Israel eases Palestinian entry restrictions to Aqsa ahead of Ramadan
Israel’s Coordinator of Government Activities in the Territories (COGAT) announced on Monday the easing of restrictions for Palestinians wishing to enter Jerusalem and pray at the Temple Mount/Haram al-Sharif during the month of Ramadan.
The step by Israel is routine, but the current decision also comes in the context of two US-initiated meetings, first in Aqaba, Jordan, and then in Sharm al-Sheikh, Egypt, to further escalate tensions. relief in the West Bank and the West Bank. Jerusalem during the holiday month.
According to the new measures, Palestinian women, Palestinian men over the age of 55 and children up to the age of 12 living in the West Bank will be allowed to enter Israel and the Haram al-Sharif compound in Jerusalem without a permit for Ramadan on Friday. prayers. Palestinian men between the ages of 45-55 will be able to enter the mosque compound subject to a permit, which would then be subject to security clearance. In comparison, last year, Palestinian men aged 50-55 and older were allowed to enter the compound without a special permit.
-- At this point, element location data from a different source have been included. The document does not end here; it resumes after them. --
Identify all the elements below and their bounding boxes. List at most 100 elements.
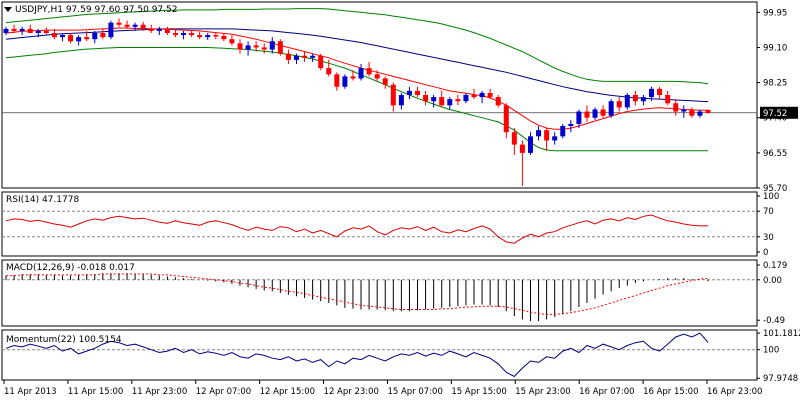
- candle-body: [205, 35, 211, 38]
- candle-body: [560, 126, 566, 137]
- momentum-panel-label: Momentum(22) 100.5154: [6, 335, 122, 345]
- candle-body: [132, 24, 138, 27]
- rsi-line: [5, 214, 709, 244]
- candle-body: [342, 76, 348, 87]
- price-tick-label: 99.95: [763, 8, 787, 18]
- candle-body: [108, 22, 114, 38]
- symbol-dropdown-icon[interactable]: [4, 7, 12, 12]
- candle-body: [3, 28, 9, 33]
- candle-body: [503, 105, 509, 133]
- price-panel: [2, 8, 757, 186]
- time-tick-label: 12 Apr 07:00: [196, 387, 251, 397]
- candle-body: [624, 95, 630, 108]
- candle-body: [237, 43, 243, 50]
- time-tick-label: 16 Apr 07:00: [579, 387, 634, 397]
- candle-body: [51, 33, 57, 38]
- candle-body: [616, 101, 622, 108]
- macd-panel: [2, 273, 757, 322]
- candle-body: [334, 74, 340, 87]
- time-tick-label: 11 Apr 15:00: [68, 387, 123, 397]
- candle-body: [463, 95, 469, 102]
- candle-body: [213, 35, 219, 37]
- candle-body: [302, 55, 308, 58]
- candle-body: [124, 24, 130, 27]
- rsi-tick-label: 30: [763, 233, 774, 243]
- macd-tick-label: 0.179: [763, 261, 787, 271]
- candle-body: [181, 33, 187, 36]
- time-tick-label: 12 Apr 23:00: [324, 387, 379, 397]
- candle-body: [326, 68, 332, 75]
- candle-body: [245, 45, 251, 50]
- candle-body: [511, 132, 517, 145]
- candle-body: [84, 37, 90, 40]
- candle-body: [35, 30, 41, 33]
- candle-body: [59, 35, 65, 38]
- candle-body: [697, 111, 703, 116]
- candle-body: [310, 55, 316, 58]
- candle-body: [11, 28, 17, 31]
- rsi-panel-label: RSI(14) 47.1778: [6, 195, 79, 205]
- candle-body: [140, 24, 146, 29]
- macd-frame: [1, 259, 758, 327]
- candle-body: [366, 68, 372, 75]
- candle-body: [189, 33, 195, 36]
- candle-body: [261, 47, 267, 50]
- price-tick-label: 99.10: [763, 43, 787, 53]
- candle-body: [76, 37, 82, 42]
- candle-body: [705, 109, 711, 113]
- candle-body: [544, 130, 550, 141]
- rsi-tick-label: 70: [763, 207, 774, 217]
- time-tick-label: 11 Apr 23:00: [132, 387, 187, 397]
- candle-body: [19, 28, 25, 31]
- candle-body: [592, 109, 598, 118]
- candle-body: [148, 28, 154, 31]
- candle-body: [221, 35, 227, 40]
- candle-body: [431, 97, 437, 102]
- candle-body: [552, 136, 558, 141]
- candle-body: [164, 28, 170, 33]
- rsi-frame: [1, 191, 758, 257]
- candle-body: [519, 144, 525, 153]
- candle-body: [568, 123, 574, 126]
- time-tick-label: 11 Apr 2013: [4, 387, 57, 397]
- last-price-tag: [760, 106, 798, 119]
- rsi-tick-label: 100: [763, 192, 779, 202]
- candle-body: [649, 88, 655, 98]
- candle-body: [285, 53, 291, 60]
- momentum-tick-label: 101.1812: [763, 329, 800, 339]
- rsi-panel: [2, 210, 757, 244]
- ma-slow-line: [5, 28, 709, 103]
- last-price-tag-label: 97.52: [763, 109, 787, 119]
- candle-body: [229, 39, 235, 44]
- time-tick-label: 12 Apr 15:00: [260, 387, 315, 397]
- candle-body: [358, 68, 364, 79]
- candle-body: [27, 28, 33, 33]
- candle-body: [673, 103, 679, 112]
- time-tick-label: 15 Apr 15:00: [451, 387, 506, 397]
- candle-body: [600, 109, 606, 116]
- momentum-panel: [2, 332, 757, 378]
- candle-body: [576, 111, 582, 124]
- macd-signal-line: [6, 273, 709, 315]
- price-tick-label: 96.55: [763, 149, 787, 159]
- candle-body: [608, 101, 614, 116]
- candle-body: [479, 92, 485, 98]
- candle-body: [277, 41, 283, 54]
- candle-body: [536, 130, 542, 137]
- candle-body: [172, 33, 178, 36]
- momentum-tick-label: 97.9748: [763, 374, 798, 384]
- candle-body: [632, 95, 638, 102]
- candle-body: [68, 35, 74, 42]
- candle-body: [423, 95, 429, 102]
- candle-body: [495, 97, 501, 106]
- bb-upper-line: [5, 8, 709, 85]
- candle-body: [640, 97, 646, 102]
- rsi-tick-label: 0: [763, 248, 768, 258]
- candle-body: [390, 84, 396, 106]
- candle-body: [415, 90, 421, 95]
- candle-body: [665, 95, 671, 104]
- candle-body: [350, 76, 356, 79]
- candle-body: [269, 41, 275, 50]
- candle-body: [439, 97, 445, 106]
- candle-body: [318, 55, 324, 69]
Another concession announced was allowing a certain number (the exact number was not disclosed) of women aged 50 and over and men over 55 living in the Gaza Strip to visit Jerusalem between Sunday and Thursday.
In addition, Palestinians living in the West Bank will be allowed to visit family members living in Israel during Ramadan. Those living abroad would be allowed to visit their family in the West Bank. Both cases, however, would be subject to Israeli security clearance. Palestinians living in the West Bank will be allowed to book tickets for certain flights abroad through the southern Ramon Airport, and crossing points between Israel and the West Bank will operate sometimes longer than usual.
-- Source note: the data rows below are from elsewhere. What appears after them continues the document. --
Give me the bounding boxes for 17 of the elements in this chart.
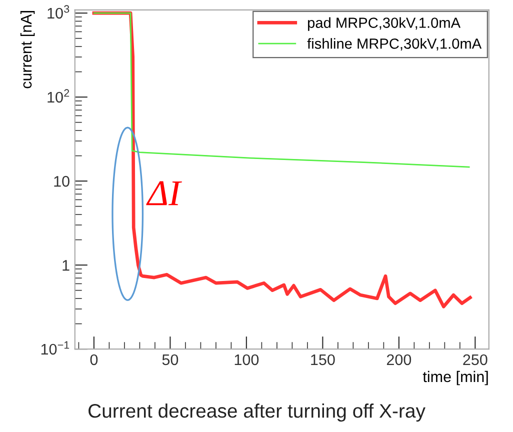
x-tick-label: 250 xyxy=(463,354,488,366)
y-tick-label: 10$^{2}$ xyxy=(48,89,70,103)
y-tick-label: 1 xyxy=(62,260,70,271)
legend-label: fishline MRPC,30kV,1.0mA xyxy=(307,38,482,51)
x-tick-label: 50 xyxy=(162,354,178,366)
x-tick-label: 0 xyxy=(90,354,98,366)
x-tick-label: 100 xyxy=(234,354,259,366)
x-tick-label: 200 xyxy=(386,354,412,366)
y-axis-title: current [nA] xyxy=(20,11,35,88)
y-tick-label: 10$^{−1}$ xyxy=(41,341,70,355)
annotation: ΔI xyxy=(146,181,182,206)
y-tick-label: 10 xyxy=(54,176,70,187)
x-tick-label: 150 xyxy=(311,354,335,366)
text: Current decrease after turning off X-ray xyxy=(88,403,426,422)
y-tick-label: 10$^{3}$ xyxy=(48,5,70,19)
x-axis-title: time [min] xyxy=(422,370,488,386)
legend-label: pad MRPC,30kV,1.0mA xyxy=(308,17,461,31)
Visiting the Temple Mount/Haram al-Sharif compound is highly regulated. Jews are allowed to go up at certain times in the morning and in the afternoon. They are not allowed to pray there. For the past decade or so, the Israel Police have limited visiting times for Jews during the month of Ramadan, which is usually only authorized in the morning hours. No visits were authorized for Jews during the last 10 days of Ramadan, which are considered the holiest days of the month.
This year, the situation is more complicated. Some of these last 10 days fall on the Jewish holiday of Passover, when Jewish activists are increasing their visits to the compound. Minister of National Security Itamar Ben-Gvir is himself an advocate for Jewish visits to the site and has often asked to allow Jews to visit at any time of the day and to allow Jews to pray there as well. His wife, Ayala, is a member of one of the Temple Mount activist groups. Therefore, Ben-Gvir will certainly be under pressure to allow Jewish activists to visit the compound during the week of Passover.